Imagine a stately parade of Austro-Hungarian fin-de-siècle princesses, competing with one another for precedence in outrageously ornate corseted gowns, their crowns slightly askew. Tottering under the weight of pounds of elaborate fabric, skirt flounces the width of the runway, bank vaults of jewelry, and 6-inch platforms, Christian Dior’s models pulled off a spectacle that held the audience breathless in case someone fell. So vast and encased were the frocks that at one point, Karolina Kurkova actually got stuck in the exit and had to be manhandled off.
“I went on a research trip to Vienna, and then got to looking at Egon Schiele, and Empress Sisi, and Russia!” was John Galliano’s explanation. Strangely, in spite of the mind-blowing succession of hobbled, hourglass silhouettes, blown up with massive outcrops of Edwardian swags and drapes and gigantic fur-trimmed opera coats, this was a pared-down Dior Couture in several senses. Galliano ditched the Leigh Bowery/kabuki makeup in favor of powdered faces, and the dresses, for all their rich embroidery, crystal chunks, and hand-painted cherubs and birds, gave a new sense of the body beneath.

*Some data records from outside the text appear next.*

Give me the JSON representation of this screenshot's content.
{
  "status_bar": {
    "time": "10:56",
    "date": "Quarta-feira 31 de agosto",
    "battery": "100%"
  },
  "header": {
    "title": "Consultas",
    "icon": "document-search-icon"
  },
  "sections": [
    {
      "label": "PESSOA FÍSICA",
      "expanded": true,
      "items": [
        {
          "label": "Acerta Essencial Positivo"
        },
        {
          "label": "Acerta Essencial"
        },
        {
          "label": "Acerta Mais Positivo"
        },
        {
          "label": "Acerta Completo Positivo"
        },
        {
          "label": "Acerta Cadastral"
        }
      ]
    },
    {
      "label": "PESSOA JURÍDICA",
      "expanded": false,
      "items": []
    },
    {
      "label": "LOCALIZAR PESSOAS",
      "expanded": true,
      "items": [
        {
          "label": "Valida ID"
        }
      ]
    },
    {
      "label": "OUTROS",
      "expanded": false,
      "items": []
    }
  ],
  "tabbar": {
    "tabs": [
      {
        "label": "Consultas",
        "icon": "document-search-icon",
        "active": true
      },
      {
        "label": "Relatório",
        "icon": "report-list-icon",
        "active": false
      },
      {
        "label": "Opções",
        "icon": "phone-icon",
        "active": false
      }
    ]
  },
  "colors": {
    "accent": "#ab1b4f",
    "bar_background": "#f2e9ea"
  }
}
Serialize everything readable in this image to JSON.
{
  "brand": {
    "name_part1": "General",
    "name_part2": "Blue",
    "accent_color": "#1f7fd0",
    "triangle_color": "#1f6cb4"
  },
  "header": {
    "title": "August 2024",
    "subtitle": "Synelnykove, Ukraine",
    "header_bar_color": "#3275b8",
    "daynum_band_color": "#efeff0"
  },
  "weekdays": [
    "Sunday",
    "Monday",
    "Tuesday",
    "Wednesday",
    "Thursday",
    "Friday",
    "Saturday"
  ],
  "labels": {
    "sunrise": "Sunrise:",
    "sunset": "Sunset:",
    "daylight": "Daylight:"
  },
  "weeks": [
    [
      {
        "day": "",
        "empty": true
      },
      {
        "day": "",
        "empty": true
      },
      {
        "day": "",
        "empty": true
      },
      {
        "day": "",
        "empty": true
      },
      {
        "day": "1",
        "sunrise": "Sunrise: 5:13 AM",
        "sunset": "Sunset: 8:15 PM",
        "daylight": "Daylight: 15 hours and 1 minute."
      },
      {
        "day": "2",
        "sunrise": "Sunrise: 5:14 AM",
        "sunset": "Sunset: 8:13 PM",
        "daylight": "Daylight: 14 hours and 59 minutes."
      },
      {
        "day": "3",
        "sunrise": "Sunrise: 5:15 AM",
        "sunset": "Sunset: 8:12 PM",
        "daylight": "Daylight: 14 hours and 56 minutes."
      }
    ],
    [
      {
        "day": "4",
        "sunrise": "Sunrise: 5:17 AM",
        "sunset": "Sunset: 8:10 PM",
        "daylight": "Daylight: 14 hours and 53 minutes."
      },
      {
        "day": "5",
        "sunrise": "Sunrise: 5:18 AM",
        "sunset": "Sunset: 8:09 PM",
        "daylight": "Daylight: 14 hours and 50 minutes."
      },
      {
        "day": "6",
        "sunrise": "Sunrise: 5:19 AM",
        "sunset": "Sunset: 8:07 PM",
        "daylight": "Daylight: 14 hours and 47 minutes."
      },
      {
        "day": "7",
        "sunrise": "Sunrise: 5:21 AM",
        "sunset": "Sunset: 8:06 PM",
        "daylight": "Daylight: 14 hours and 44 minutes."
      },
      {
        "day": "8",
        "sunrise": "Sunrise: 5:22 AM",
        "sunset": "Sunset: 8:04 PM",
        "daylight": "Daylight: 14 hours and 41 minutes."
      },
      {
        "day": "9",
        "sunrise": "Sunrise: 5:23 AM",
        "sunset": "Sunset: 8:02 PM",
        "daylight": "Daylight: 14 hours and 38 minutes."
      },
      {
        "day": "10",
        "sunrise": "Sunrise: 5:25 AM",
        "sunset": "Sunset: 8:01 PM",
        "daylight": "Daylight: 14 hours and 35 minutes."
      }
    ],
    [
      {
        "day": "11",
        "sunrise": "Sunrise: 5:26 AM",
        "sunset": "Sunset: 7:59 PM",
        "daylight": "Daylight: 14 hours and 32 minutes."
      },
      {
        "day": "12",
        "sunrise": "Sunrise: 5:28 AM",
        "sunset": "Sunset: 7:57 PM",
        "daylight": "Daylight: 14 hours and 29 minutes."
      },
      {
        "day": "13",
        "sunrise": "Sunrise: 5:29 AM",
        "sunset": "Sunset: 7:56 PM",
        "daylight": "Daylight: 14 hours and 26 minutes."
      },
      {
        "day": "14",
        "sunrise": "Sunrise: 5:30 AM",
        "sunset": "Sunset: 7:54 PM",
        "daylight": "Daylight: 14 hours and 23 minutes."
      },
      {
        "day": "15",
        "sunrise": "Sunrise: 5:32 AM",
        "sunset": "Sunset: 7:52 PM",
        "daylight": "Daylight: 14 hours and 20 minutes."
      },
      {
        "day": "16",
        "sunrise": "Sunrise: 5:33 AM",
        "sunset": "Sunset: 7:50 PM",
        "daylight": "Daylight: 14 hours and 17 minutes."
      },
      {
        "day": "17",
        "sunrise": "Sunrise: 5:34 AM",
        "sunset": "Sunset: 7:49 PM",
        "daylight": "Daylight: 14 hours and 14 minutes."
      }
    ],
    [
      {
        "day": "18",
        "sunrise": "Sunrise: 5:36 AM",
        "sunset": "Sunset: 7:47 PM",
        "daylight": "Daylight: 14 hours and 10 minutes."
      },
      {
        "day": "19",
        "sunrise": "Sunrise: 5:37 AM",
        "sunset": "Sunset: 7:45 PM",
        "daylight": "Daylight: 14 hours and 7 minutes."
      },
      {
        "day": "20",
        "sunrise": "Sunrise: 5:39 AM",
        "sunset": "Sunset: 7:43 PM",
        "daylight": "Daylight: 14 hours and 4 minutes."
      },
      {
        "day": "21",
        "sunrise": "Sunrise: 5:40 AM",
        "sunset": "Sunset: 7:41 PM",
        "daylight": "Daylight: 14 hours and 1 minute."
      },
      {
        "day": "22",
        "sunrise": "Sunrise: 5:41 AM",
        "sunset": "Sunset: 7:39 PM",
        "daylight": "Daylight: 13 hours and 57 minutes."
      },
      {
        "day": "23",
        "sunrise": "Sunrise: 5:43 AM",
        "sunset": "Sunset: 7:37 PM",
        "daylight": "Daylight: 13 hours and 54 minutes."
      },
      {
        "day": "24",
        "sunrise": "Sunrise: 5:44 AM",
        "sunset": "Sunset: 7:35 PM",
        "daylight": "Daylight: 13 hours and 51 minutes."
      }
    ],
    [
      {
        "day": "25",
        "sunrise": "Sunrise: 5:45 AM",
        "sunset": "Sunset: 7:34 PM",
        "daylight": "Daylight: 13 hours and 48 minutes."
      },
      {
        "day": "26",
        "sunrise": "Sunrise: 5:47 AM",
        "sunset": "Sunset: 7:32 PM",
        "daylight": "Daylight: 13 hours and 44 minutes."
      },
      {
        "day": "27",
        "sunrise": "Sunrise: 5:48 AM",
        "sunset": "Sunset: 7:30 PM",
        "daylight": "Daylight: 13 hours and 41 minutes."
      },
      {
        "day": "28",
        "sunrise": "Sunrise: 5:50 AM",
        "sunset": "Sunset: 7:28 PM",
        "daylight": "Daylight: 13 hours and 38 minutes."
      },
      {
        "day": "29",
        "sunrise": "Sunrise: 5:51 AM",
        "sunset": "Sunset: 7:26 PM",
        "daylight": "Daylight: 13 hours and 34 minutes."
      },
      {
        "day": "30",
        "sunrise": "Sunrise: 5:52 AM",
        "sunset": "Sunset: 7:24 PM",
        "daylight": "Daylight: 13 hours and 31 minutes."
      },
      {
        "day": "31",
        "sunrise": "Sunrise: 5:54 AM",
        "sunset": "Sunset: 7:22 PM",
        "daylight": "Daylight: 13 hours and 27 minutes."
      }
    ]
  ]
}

In that way, it was easier to make the imaginative leap from runway to real event (perhaps one of those royal weddings that have enthralled Europe this summer?) than was usual in previous Dior Couture extravaganzas. This show also made a heady, sensuous display of color—brick red, emerald, celadon, boie de rose, and more—and an opulent celebration of couture-crafted textures, often enhanced to look as if the girls were actually wearing the gilded upholstery and painted ceilings of an imperial palace. On the other hand, it was also essentially a show of one queenly message, repeated 28 times. And that, for Galliano, displayed an odd lack of variety.